KUALA LUMPUR, Nov 1, 2015:

“PM2.5 is dust that is measured as being finer than the size of 2.5 microns, whereas PM10 is dust that is finer than 10 microns.”

However, apparatus that can detect PM10 dust, are unable to detect particles smaller than PM2.5

That was what former Environment Department director general Datuk Rosnani Ibrahim said when explaining the air pollutant index (API) readings.

This, Rosnani said, meant that when measuring PM10, there was also dust particles that were 2.5 microns and smaller which would be missed.

According to him, that was important information because the standards allowed for PM2.5 were far stricter than PM10 standards.

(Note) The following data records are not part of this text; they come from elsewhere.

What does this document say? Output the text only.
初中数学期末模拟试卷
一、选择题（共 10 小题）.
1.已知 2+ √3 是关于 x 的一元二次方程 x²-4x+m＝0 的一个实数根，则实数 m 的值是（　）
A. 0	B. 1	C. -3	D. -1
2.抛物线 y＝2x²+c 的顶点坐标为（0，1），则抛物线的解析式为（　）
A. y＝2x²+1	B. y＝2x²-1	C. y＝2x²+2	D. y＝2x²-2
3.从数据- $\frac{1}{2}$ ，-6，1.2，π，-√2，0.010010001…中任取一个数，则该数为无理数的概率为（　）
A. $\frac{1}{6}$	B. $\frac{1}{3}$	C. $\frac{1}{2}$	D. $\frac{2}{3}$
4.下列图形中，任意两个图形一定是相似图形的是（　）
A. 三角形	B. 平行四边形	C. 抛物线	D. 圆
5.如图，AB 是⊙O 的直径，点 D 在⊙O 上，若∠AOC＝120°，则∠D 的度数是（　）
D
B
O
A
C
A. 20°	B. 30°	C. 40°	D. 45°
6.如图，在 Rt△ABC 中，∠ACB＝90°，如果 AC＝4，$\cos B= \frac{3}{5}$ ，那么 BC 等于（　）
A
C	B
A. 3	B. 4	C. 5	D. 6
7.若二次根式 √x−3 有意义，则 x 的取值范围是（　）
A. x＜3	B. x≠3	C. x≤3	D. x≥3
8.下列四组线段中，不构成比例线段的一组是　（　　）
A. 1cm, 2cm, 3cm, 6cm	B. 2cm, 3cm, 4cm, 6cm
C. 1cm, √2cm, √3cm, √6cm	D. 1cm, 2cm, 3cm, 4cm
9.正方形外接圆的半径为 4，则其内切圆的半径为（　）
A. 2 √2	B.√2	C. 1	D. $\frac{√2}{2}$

“When we measure dust using PM10 apparatus, we do not know the percentage of dust content that is less than 2.5 microns.

“If we can measure PM2.5, then the action needed to ensure public health can be taken faster,” he said when contacted by The Rakyat Post.

Recently, Progressive Impact Corporation Berhad (Picorp), through its subsidiary Alam Sekitar Sdn Bhd, announced its readiness to bring in PM2.5 technology considering that it has been in existence for the past three years.

The company has 20 years of experience and involvement in the environmental sector, whereby most of the technology brought in had international recognition and was from the United States.

Rosnani explained that scientists believed dust particles that were 2.5 microns and below were more detrimental to health because it would enter the human respiratory system.

The long and short-term danger levels also depended on the content of dust particles and how long one was exposed to them.

“For example, the haze affecting us today, we do not know that what are actually being carried across the border are very fine dust particles. PM2.5 is 30 times smaller than hair. It is able to move thousands of kilometres in the air and is harmful to people.

“Previously, dust measured as PM10 was also found by scientists as affecting humans. It’s just that at that time the PM2.5 component was not that high.

“That’s why there is concern now to look into PM2.5,” he said.

Last week, Minister of Natural Resources and Environment Datuk Seri Dr Wan Junaidi Tuanku Jaafar was reported to have said that talks were ongoing to upgrade 52 air quality control stations and this was expected to be operational by 2017.